As Bosma pointed out in debate, mortgage companies will immediately recalculate monthly mortgage payments for those homeowners who escrow their property tax payments, as they are required to do so under federal law, for at least the next year to account for a 24% increase in property tax bills, thereby wreaking havoc on homeowner's budgets.

And I shouldn't forget the best part of all. Remember, lawmakers earlier in the session approved a pay raise, which will boost their annual pay by at least $10,000 a year, bumping the average pay for the part-time legislators to well in excess of $50,000."

Ahhhh. The coming days of massive civil unrest resulting in the burnoff of useless eaters may come sooner rather than later. How many years of adding $100/month to property tax bills before folks finally start loosing their homes? How long until people just say "enough" and give up, leaving folks like Carl Drummer and others to feed, house, and cloth them? Will the Center Township slum lords finally give up on renting in the ghetto?

"As a consequence, Carl Drummer will be allowed to go on fleecing Center Township taxpayers."

Good. The people of Center Township get what they voted for. Don't like, move. It is as simple as that. If you want to live urban, you must pay to play. In the case of Indy, those with money have to pay because the urban part of Indy has lots of welfare types living there that need a bailout, I mean handout.

Wilson46201 said...

Erik: Poor relief was started by Good Queen Bess (Elizabeth I of England) and brought to this country by colonialists. We had poor relief in the Territory of Indiana before the state was a state. The Township system exists in 1008 townships all over Indiana since 1851 -- only 9 Marion County townships were to be eliminated - leaving 999 townships in place.

Erik, a true conservative would want to keep weak, local units of government with elective offices, instead of vast centralized bureaucratic unelected entities, dontcha think? I like democracy, not bureaucracy! Save our Hoosier heritage, save our Township Trustees...

Wilson46201 said...

Center Township combined government and poor relief is only 1.45% of your Center Township tax bill. Big whoop!

Anonymous said...

"Center Township combined government and poor relief is only 1.45% of your Center Township tax bill. Big whoop!"
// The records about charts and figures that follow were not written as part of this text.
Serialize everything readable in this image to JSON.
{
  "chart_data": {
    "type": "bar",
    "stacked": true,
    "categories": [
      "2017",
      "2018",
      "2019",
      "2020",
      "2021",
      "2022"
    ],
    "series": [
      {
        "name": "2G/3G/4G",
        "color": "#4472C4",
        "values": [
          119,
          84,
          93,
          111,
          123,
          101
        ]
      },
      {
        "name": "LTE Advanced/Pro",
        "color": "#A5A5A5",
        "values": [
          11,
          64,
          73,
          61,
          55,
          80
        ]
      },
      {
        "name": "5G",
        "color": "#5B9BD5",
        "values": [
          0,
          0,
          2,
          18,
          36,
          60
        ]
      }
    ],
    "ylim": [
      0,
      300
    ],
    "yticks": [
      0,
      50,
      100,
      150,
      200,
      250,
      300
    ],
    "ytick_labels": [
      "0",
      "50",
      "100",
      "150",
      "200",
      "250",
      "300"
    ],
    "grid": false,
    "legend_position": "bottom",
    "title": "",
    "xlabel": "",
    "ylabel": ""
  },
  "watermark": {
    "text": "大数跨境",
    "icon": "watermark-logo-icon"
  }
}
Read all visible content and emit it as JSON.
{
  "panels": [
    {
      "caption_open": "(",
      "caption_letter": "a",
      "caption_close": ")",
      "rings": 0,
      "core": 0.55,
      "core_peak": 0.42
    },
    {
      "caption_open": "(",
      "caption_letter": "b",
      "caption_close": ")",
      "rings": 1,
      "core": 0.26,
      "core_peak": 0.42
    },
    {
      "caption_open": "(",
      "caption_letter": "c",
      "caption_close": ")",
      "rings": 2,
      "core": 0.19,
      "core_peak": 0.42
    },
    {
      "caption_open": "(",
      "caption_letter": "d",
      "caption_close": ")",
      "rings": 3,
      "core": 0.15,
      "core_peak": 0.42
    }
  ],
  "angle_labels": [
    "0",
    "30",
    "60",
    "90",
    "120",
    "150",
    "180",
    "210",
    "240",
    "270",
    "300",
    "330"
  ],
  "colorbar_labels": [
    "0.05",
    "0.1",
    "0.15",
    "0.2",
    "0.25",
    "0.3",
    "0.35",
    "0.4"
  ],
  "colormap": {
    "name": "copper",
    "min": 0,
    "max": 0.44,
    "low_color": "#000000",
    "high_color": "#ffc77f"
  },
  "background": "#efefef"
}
In your book, at what percent does fiscal responsibility matter?

Anonymous said...

It still costs Drummer more than $2 to give a buck in poor relief. Does this seem right? Abolish township government state wide and end the political gameplaying on both sides of the aisle, both liberal and conservative.

James said...

Also, there is not money yet to send out the checks. They will come out in November, when the state is capable of paying them.

As for B-Boz calling it a 'hair-brained idea,' let us not forget that it was a Republican, former Governor Otis Bowen, that came up with this idea the first time. While Speaker Bauer may be copying it, he is hardly the first...

Wilson46201 said...

darlwilburn: no, it doesnt cost Center over $2 for each dollar in assistance rendered -- that's a bookkeeping fiction. Townships have at least two main accounts: how costs are allocated have legal and political consequences. For various arcane reasons, Center apportions most of its expenses to the Poor Relief account - other townships find it advantageous to assign as little as possible to Poor Relief. The disadvantage to Center's perfectly legal method is that it looks bad to outsiders. Callous politicians have seized on this illusion of profligacy to denounce aid and assistance to the poor and needy. They put partisanship above people!